Dinotopia faces its ultimate challenge, and you will face yours.
- NA release: 31st July 2003
- JP release: N/A
- EU release: N/A
- Developer: Vicious Cycle Software
- Publisher: TDK
- NGC Magazine Score: N/A
- Mods Used: Widescreen Hack


The Dinotopia miniseries was something that I remember being a sensation here in the UK, something that was massive when it came out, only to become something few remembered afterwards. It was a story about a dad and his teenage boys that crash land on an island inhabited by humans and talking dinosaurs (at least the herbivores, the carnivores are just dinosaurs). This game isn’t based on the show, but the book itself, set 10 years later when the dad is killed by a T-rex and his kids have different reactions. One joins the evil outsiders for revenge against dinosaurs, while the other honours their dad by choosing to become a guardian.

This game gave me a great sense of deja-vu, but I’ve definitely never played it. It’s a really basic action adventure game with extremely linear levels and nothing but fetch quests. As you level up, you get more combos, but it doesn’t really change it up much as all of them are still just mashing the A button. Positioning doesn’t matter, so it all feels like a low quality Ocarina of Time. In fact, this whole game kind of feels like it’s from an alternate timeline where Ocarina of Time didn’t show us how to do these things well. Your block can’t be broken and somehow protects you from all sides (your piddly mallet somehow stops a large dinosaur biting the back of your neck), so all you need to do for fight is block when you’re not attacking.

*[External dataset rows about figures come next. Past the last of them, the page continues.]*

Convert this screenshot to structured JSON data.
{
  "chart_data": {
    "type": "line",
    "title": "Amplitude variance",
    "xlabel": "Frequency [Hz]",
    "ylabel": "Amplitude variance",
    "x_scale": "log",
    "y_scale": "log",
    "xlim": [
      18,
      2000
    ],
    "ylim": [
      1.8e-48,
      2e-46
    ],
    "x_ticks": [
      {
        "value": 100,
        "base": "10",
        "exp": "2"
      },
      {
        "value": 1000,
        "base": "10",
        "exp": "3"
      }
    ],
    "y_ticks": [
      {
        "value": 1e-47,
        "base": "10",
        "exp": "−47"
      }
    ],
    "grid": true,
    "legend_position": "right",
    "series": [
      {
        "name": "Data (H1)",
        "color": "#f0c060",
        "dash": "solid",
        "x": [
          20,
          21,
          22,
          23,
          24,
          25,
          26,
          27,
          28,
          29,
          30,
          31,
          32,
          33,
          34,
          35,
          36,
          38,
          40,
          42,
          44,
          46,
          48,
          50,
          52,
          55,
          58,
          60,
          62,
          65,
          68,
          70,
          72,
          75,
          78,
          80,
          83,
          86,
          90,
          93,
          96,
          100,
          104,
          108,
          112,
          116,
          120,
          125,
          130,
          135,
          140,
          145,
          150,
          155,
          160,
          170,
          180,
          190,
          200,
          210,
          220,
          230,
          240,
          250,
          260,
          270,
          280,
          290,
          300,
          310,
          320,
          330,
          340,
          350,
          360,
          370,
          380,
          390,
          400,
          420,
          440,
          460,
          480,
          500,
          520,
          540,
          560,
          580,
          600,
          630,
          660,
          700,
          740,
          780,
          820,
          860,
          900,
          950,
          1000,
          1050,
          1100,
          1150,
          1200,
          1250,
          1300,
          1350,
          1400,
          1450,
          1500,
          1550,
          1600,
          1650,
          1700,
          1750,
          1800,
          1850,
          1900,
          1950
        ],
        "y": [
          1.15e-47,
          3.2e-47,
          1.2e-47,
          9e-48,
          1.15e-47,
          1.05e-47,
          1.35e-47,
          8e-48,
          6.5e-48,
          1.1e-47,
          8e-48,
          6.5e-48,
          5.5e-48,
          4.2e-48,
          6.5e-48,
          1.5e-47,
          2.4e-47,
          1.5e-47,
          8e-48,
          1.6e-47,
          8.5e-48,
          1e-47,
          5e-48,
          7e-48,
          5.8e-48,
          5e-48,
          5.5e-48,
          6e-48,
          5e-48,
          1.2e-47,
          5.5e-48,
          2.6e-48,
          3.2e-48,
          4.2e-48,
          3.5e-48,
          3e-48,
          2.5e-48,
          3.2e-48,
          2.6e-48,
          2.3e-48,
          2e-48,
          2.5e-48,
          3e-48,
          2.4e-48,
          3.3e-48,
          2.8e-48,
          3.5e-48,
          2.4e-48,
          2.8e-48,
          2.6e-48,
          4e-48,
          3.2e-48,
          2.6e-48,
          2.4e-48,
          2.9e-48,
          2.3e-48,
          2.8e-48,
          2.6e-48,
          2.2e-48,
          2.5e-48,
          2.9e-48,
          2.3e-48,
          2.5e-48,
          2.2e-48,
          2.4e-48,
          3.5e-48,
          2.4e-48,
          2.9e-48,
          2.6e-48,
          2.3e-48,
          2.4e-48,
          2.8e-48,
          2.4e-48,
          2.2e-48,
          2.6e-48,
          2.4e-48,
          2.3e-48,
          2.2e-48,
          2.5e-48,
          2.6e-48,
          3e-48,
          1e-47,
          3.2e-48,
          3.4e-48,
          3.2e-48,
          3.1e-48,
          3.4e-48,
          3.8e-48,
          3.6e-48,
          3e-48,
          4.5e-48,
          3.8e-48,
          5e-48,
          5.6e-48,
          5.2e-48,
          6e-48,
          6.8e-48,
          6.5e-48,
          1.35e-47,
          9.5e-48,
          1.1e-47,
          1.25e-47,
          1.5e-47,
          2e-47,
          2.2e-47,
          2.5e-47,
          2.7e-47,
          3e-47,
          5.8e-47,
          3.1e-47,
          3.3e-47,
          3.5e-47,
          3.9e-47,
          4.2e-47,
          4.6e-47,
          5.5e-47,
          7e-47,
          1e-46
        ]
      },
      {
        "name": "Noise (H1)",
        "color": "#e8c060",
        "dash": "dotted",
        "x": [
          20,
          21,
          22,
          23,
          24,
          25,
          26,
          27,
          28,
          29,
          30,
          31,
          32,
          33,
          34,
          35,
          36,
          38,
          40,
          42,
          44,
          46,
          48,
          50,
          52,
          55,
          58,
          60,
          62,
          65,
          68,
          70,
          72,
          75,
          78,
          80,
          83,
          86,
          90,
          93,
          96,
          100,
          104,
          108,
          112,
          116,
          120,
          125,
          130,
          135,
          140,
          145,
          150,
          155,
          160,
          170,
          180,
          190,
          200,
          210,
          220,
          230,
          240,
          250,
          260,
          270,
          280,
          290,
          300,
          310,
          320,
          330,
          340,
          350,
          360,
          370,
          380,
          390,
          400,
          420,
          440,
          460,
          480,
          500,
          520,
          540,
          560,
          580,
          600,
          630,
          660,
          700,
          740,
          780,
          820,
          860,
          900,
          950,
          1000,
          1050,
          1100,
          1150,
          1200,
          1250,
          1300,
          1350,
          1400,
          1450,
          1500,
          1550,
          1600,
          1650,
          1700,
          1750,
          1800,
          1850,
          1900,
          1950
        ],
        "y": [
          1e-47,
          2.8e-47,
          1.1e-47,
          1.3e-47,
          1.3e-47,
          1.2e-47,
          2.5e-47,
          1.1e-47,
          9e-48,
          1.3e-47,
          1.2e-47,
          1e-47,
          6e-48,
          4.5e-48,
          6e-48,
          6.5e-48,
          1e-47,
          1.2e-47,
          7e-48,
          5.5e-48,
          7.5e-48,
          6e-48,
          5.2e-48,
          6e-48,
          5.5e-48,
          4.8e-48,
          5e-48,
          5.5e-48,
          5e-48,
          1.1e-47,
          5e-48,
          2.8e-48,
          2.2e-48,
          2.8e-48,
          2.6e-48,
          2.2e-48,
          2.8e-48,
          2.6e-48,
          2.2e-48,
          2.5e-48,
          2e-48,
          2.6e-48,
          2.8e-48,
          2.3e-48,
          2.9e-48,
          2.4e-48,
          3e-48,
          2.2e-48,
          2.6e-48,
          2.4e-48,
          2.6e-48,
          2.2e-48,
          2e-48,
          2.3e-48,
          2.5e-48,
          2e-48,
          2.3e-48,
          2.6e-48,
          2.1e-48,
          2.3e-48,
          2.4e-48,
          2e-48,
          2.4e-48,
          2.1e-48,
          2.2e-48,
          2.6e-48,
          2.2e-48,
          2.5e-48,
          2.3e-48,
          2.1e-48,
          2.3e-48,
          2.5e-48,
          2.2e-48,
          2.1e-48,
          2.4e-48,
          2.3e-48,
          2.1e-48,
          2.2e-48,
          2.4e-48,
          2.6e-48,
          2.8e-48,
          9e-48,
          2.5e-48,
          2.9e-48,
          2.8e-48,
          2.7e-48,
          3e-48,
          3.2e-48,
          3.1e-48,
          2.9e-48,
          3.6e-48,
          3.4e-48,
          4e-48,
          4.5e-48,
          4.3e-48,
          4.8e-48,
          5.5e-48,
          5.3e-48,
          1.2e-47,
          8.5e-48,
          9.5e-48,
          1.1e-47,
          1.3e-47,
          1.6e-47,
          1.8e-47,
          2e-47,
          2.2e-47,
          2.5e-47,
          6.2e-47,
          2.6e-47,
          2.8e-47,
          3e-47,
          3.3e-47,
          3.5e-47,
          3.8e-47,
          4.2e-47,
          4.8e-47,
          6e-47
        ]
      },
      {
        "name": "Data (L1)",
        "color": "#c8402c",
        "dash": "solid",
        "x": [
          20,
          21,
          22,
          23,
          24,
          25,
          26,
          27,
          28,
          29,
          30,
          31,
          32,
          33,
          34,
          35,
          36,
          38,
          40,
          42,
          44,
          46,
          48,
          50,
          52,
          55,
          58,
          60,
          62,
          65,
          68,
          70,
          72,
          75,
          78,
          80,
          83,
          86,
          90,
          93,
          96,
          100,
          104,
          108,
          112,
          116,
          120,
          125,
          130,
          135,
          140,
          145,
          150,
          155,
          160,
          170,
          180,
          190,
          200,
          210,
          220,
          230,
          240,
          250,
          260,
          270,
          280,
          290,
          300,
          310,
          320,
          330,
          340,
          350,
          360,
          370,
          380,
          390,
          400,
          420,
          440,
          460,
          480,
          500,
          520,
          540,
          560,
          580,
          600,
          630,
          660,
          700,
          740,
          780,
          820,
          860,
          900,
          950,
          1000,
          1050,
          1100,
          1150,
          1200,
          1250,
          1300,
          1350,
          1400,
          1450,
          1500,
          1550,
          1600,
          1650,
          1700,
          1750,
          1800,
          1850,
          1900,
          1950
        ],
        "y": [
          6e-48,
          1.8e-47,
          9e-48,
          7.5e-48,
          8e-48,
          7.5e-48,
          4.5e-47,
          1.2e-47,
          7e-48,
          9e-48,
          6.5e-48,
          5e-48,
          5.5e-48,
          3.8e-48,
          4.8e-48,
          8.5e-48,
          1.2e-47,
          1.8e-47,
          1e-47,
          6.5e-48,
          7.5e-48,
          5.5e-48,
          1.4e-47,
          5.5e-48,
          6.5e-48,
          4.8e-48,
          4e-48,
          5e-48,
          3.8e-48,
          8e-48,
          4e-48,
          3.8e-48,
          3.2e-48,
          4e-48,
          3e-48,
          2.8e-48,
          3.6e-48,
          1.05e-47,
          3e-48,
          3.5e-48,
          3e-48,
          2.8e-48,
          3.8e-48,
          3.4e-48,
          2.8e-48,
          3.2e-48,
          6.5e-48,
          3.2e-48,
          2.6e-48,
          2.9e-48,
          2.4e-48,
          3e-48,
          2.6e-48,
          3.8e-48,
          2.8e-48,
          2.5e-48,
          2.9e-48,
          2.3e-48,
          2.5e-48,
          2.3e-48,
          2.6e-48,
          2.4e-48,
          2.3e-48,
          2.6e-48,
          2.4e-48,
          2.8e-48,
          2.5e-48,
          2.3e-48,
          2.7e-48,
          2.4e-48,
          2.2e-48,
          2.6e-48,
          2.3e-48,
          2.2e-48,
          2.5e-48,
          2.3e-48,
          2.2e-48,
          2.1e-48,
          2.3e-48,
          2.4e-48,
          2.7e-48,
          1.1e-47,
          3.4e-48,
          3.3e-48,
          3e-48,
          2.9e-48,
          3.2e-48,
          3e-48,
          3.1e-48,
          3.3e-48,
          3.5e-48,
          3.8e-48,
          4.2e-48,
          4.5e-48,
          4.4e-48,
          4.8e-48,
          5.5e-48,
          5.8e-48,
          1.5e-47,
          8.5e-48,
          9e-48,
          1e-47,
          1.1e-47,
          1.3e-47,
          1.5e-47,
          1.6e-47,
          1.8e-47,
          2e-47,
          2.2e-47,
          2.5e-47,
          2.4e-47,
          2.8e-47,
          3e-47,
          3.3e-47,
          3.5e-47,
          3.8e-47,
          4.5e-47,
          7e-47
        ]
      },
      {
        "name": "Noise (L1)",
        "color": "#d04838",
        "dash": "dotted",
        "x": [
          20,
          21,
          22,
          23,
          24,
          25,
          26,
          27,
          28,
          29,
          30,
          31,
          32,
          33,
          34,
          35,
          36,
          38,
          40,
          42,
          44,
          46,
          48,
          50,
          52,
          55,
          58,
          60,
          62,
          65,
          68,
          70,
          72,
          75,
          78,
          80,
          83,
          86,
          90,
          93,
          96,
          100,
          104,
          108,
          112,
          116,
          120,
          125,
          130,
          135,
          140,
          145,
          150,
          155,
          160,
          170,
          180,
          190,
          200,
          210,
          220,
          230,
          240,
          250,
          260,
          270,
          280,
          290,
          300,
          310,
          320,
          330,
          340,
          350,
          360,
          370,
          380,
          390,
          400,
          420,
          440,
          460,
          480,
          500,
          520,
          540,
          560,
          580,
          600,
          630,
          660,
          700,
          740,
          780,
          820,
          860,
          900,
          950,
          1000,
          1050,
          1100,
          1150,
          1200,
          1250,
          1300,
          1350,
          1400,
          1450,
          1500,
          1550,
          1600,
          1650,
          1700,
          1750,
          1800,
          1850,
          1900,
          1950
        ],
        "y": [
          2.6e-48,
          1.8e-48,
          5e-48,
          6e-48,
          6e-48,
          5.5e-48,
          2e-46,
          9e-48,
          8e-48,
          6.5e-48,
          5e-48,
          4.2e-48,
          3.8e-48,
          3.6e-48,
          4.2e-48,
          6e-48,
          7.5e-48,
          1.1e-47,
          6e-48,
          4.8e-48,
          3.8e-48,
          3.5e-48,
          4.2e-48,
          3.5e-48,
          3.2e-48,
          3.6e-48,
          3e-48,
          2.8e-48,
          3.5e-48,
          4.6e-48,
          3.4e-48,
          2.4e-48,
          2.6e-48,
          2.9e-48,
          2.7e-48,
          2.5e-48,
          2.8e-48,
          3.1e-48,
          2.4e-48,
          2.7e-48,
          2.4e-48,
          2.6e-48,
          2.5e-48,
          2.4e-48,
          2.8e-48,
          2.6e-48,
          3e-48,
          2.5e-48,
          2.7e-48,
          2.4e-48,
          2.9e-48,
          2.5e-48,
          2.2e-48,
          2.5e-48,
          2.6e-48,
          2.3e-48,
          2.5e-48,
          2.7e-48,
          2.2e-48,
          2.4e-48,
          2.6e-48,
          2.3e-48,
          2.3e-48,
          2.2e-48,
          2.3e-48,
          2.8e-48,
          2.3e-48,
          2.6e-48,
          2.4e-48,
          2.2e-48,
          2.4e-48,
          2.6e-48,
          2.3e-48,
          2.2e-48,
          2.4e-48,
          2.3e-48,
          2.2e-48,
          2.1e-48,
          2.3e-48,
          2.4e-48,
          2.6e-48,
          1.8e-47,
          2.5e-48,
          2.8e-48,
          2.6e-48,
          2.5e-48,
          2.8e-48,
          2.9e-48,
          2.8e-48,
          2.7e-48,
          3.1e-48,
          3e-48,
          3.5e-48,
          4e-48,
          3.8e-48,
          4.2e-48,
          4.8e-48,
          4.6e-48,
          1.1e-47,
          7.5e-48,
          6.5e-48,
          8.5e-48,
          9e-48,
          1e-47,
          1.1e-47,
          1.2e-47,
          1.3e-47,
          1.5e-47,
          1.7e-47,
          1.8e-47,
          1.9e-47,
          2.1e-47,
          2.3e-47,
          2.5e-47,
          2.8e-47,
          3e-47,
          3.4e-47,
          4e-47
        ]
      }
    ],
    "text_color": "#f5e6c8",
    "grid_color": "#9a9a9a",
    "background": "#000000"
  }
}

There are a few different sections to mix things up. There are a few flight levels, nowhere near as good as the ones in Turok Evolution. Then there’s also you get to control a large mechanical mech thing, something that you have to work towards for many levels. It just plays the same as being on foot, except the block doesn’t seem to work. On this level, you have to destroy all the other mechs, and one fell through the level, so I couldn’t continue. I had a quick scan at the rest of the game and there’s not much else of note (you even replay the same levels a few times).

What is of note, however, is the dialogue and voice acting. The writing is overly flowy, with characters spending ages talking while saying absolutely nothing. The voice acting is atrocious (especially with the bad British accents) yet there was something familiar about, looking up and there were five voice actors: Jeannie Elias, Maurice LaMarche, Tress MacNeille and Billy West. All accomplished voice actors, including the voices of Kif, Leela and Fry in Futurama (which was in its final original season when this came out). There’s one moment I found amusing because I couldn’t take a sage seriously. Not because he was a dinosaur waffling on about nonsense, but because he was speaking in the voice of Zapp Brannigan. That said, this or every elderly female character sounding like Mom are the only highlights of this game.

Dinotopia: The Sunstone Odyssey is a hugely boring time all-around, a cardinal sin considering it stars prehistoric creatures. It does little justice to its beloved source material, the original narrative is an absolute snooze, combat fails to tie things together and despite its short runtime, the adventure really drags. It fails as an action RPG, misses the mark compared to even the weakest Dinotopia works, and in the end, is best left to extinction.
Shane Battams, The Pixel Empire
Remake or remaster?
There’s nothing worth experiencing here other than the bad voice acting.
Official Ways to get the game
There is no official way to get Dinotopia: The Sunstone Odyssey.